Create A Decluttering Schedule
Decluttering is one of the biggest challenges you’ll face when dealing with lots of extra (and somewhat unexpected) kids. The more children you have, the more mess they will make.
We suggest creating a decluttering schedule that provides details about how you’re going to deal with the mess and prevent things from getting out of control.
The first step is to put in place strategies that assist with keeping things tidy. Don’t just rely on the boxes kids’ toys came in, for instance. They’re rarely up to the challenge. Instead, think about how you might use easy-access boxes to contain different types of toys, making them easy to clean up when playtime is over.
Also, consider laundry. You don’t want a situation where your children are just dumping their clothes on the floor after wearing them. Having a basket system can help tremendously. The best solution here is laundry racks where you can place clothes in different containers. Black items go in one, whites in another, and then colors in the third and so on.

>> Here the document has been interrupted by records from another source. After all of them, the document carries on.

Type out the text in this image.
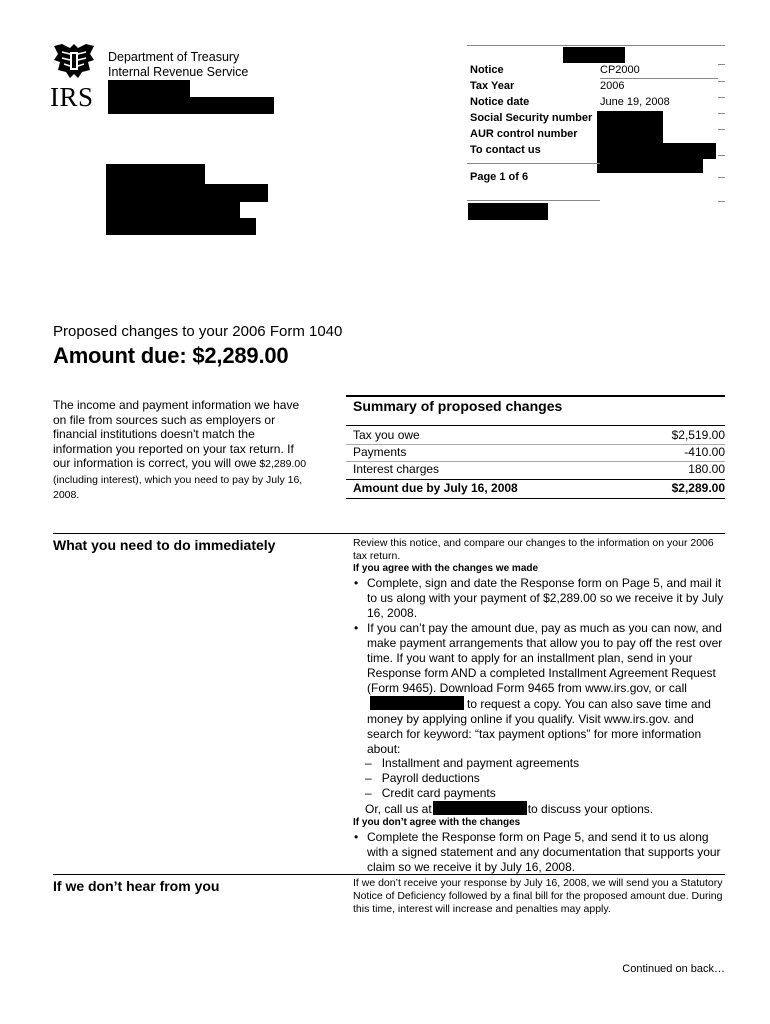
IRS
Department of Treasury
Internal Revenue Service	Notice	CP2000
Tax Year	2006
Notice date	June 19, 2008
Social Security number
AUR control number
To contact us
Page 1 of 6
Proposed changes to your 2006 Form 1040
Amount due: $2,289.00
The income and payment information we have on file from sources such as employers or financial institutions doesn't match the information you reported on your tax return. If our information is correct, you will owe $2,289.00 (including interest), which you need to pay by July 16, 2008.
Summary of proposed changes
Tax you owe	$2,519.00
Payments	-410.00
Interest charges	180.00
Amount due by July 16, 2008	$2,289.00
What you need to do immediately	Review this notice, and compare our changes to the information on your 2006 tax return.
If you agree with the changes we made
• Complete, sign and date the Response form on Page 5, and mail it to us along with your payment of $2,289.00 so we receive it by July 16, 2008.
• If you can’t pay the amount due, pay as much as you can now, and make payment arrangements that allow you to pay off the rest over time. If you want to apply for an installment plan, send in your Response form AND a completed Installment Agreement Request (Form 9465). Download Form 9465 from www.irs.gov, or callto request a copy. You can also save time and money by applying online if you qualify. Visit www.irs.gov. and search for keyword: “tax payment options” for more information about:
–   Installment and payment agreements
–   Payroll deductions
–   Credit card payments
Or, call us at	to discuss your options.
If you don’t agree with the changes
• Complete the Response form on Page 5, and send it to us along with a signed statement and any documentation that supports your claim so we receive it by July 16, 2008.
If we don’t hear from you	If we don’t receive your response by July 16, 2008, we will send you a Statutory Notice of Deficiency followed by a final bill for the proposed amount due. During this time, interest will increase and penalties may apply.
Continued on back…
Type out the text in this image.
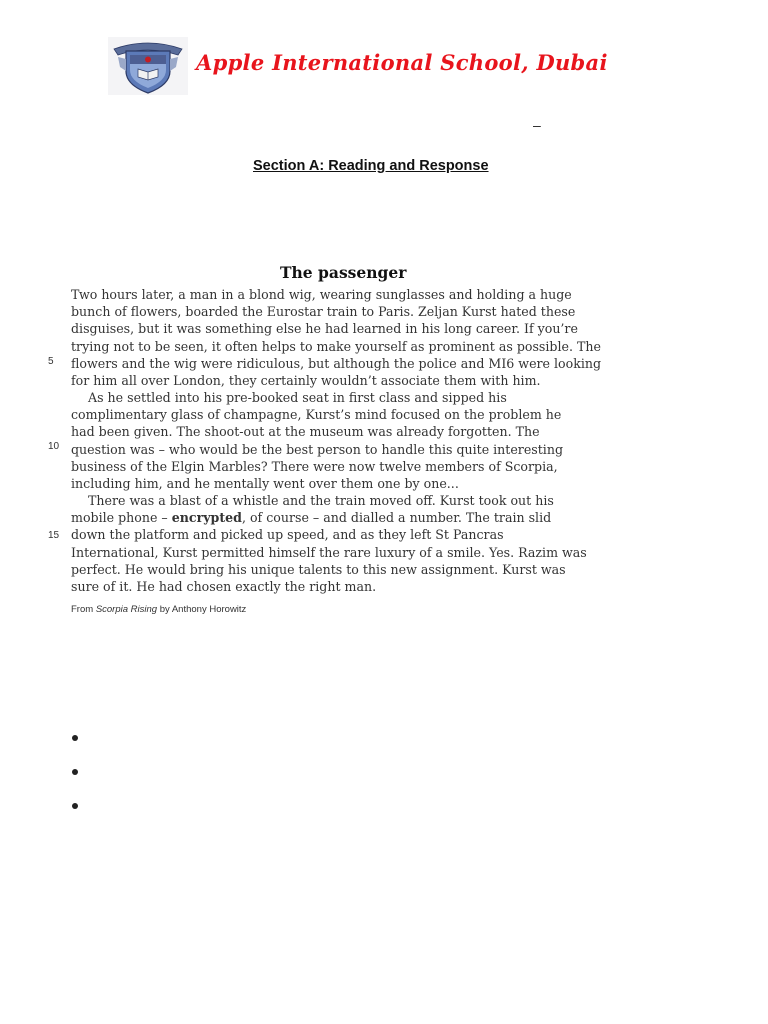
Apple International School, Dubai
–
Section A: Reading and Response
The passenger
Two hours later, a man in a blond wig, wearing sunglasses and holding a huge
bunch of flowers, boarded the Eurostar train to Paris. Zeljan Kurst hated these
disguises, but it was something else he had learned in his long career. If you’re
trying not to be seen, it often helps to make yourself as prominent as possible. The
flowers and the wig were ridiculous, but although the police and MI6 were looking
for him all over London, they certainly wouldn’t associate them with him.
As he settled into his pre-booked seat in first class and sipped his
complimentary glass of champagne, Kurst’s mind focused on the problem he
had been given. The shoot-out at the museum was already forgotten. The
question was – who would be the best person to handle this quite interesting
business of the Elgin Marbles? There were now twelve members of Scorpia,
including him, and he mentally went over them one by one...
There was a blast of a whistle and the train moved off. Kurst took out his
mobile phone – encrypted, of course – and dialled a number. The train slid
down the platform and picked up speed, and as they left St Pancras
International, Kurst permitted himself the rare luxury of a smile. Yes. Razim was
perfect. He would bring his unique talents to this new assignment. Kurst was
sure of it. He had chosen exactly the right man.
5
10
15
From Scorpia Rising by Anthony Horowitz
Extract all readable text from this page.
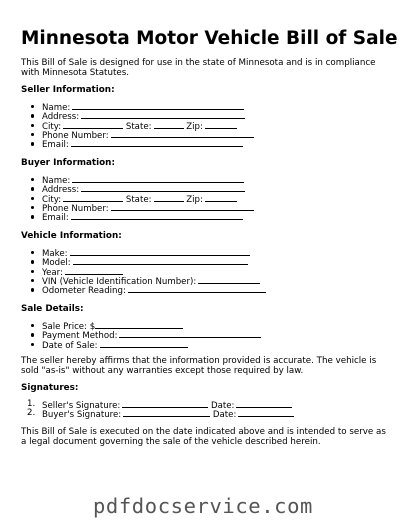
Minnesota Motor Vehicle Bill of Sale
This Bill of Sale is designed for use in the state of Minnesota and is in compliance with Minnesota Statutes.
Seller Information:
Name:
Address:
City:	State:	Zip:
Phone Number:
Email:
Buyer Information:
Name:
Address:
City:	State:	Zip:
Phone Number:
Email:
Vehicle Information:
Make:
Model:
Year:
VIN (Vehicle Identification Number):
Odometer Reading:
Sale Details:
Sale Price: $
Payment Method:
Date of Sale:
The seller hereby affirms that the information provided is accurate. The vehicle is sold "as-is" without any warranties except those required by law.
Signatures:
1. Seller's Signature:	Date:
2. Buyer's Signature:	Date:
This Bill of Sale is executed on the date indicated above and is intended to serve as a legal document governing the sale of the vehicle described herein.
pdfdocservice.com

You can also reduce mess by adopting a strictly minimalist approach to your laundry. Your kids do not need twenty outfits each, especially since they will likely grow out of them shortly. Instead, pretend you’re packing a suitcase for an overnight stay at a hotel. Only keep the clothes you absolutely need and pass on the rest. Most children don’t need a diversified wardrobe until their teenage years.
Make A Sleeping Plan
While putting all the kids in a single room might seem like a good option, you still need to make a sleeping plan. Remember, kids are people too, so they won’t just fall into line and do exactly what you tell them to do. Eventually, there will be tensions.
The main challenges come when you have children of very different ages. For instance, toddlers and newborns don’t always get on well when they share the same room. Often, they need to nap at different times. And the toddler isn’t always old enough to realize that they need to look after the baby and take special care of it.
Other issues occur when you have a rowdy toddler paired with a child in fifth or sixth grade. Here again, you can run into trouble. The younger child might keep the older one away at night, making them feel groggy the next day at school.
Nap times can also be an issue. Most kids need their own space if they sleep during the day. That doesn’t always work when you have a lot of children running around screaming, disturbing regular sleeping patterns. For instance, how will you keep kids separate during the day so that they can all sleep at the same time? It’s not always clear what you should do in this situation.